In order to further illustrate or highlight how we can work with the Adjustment Brush and the new settings that we have in this tool, we are going to be working with this file here, it's titled moire.jpg. This image has a moire pattern, and we are going to look at how we can use the Adjustment Brush in order to paint away this problem. Let's open this up in Camera RAW. To do so, press Command+R on a Mac, Ctrl+R on Windows. Next I am going to double-click the Zoom tool, which will take this to a 100% view. The moire pattern kind of looks like this watery strange pattern which is on top of the fabric. That pattern, it isn't part of the fabric, but it's something that happens sometimes in digital capture, especially when we're photographing different materials.
So what we can do in order to remove that is we can select the Adjustment Brush. Next, we'll go down to the Moire Reduction options here, and I am going to go ahead and click on the plus icon. Next, after I've chosen that, I'll increase my brush amount and also my brush Size. Then I am going to go ahead and paint over the image. Now as I do that, you can see that this image is changing. I am going to decrease the brush size by pressing the left bracket key. Next, I'll go ahead and paint over this edge here. I am just going to paint away this problematic moire pattern that we can see on top of the photograph.
And we could make our way through the entirety of the image, painting away all of this problem. Now it's not going to be perfect. It's not going to be able to remove everything, but it's doing a great job at removing those distracting lines and all of those colors. Let's take a look. Here we have that before and then now the after. One of the things, though, that I am noticing is that the color is a bit more muted. It's almost like I lost a little bit of saturation. Well, no big deal. After the fact, after we've painted away that adjustment, we can go ahead and increase the color saturation in order to bring back some of the original life or vitality of that color.

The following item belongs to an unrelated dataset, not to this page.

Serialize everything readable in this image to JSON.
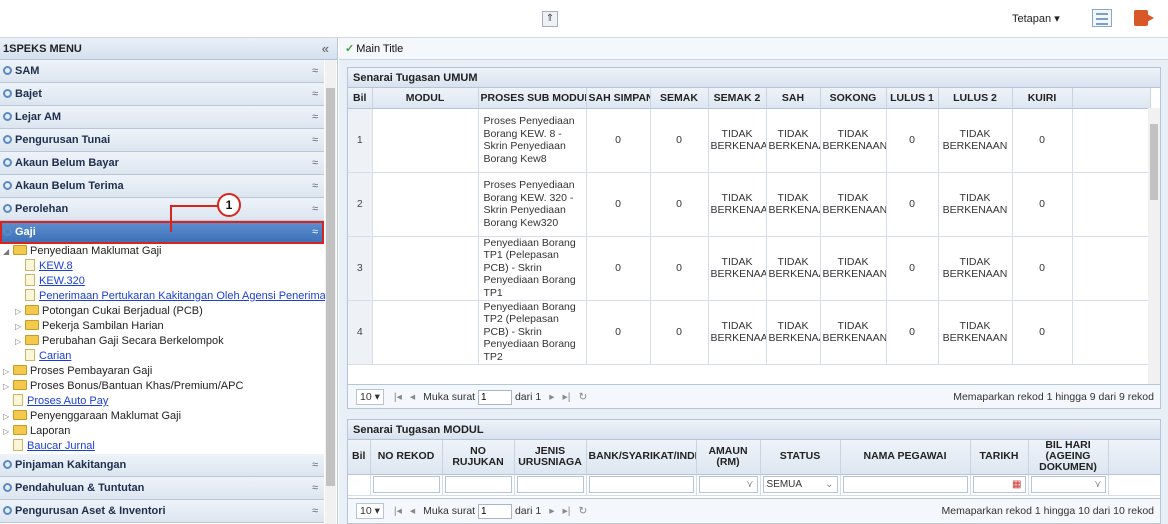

Of course with this image what we'd want to do is after we dialed in those settings is we want to change our brush size and make sure we get all of this out, and we'd want to move around the image so that we could successfully remove it all. Initially, though, what I like to do is to paint away a large area just to make sure that this is going to work and then get into all those details. As you progress, you almost always want to press that P key to look at your before and after to make sure that you're going in a good direction.
And as this illustrates, we can use the Adjustment Brush in order paint in some really interesting corrections or enhancements to our photographs.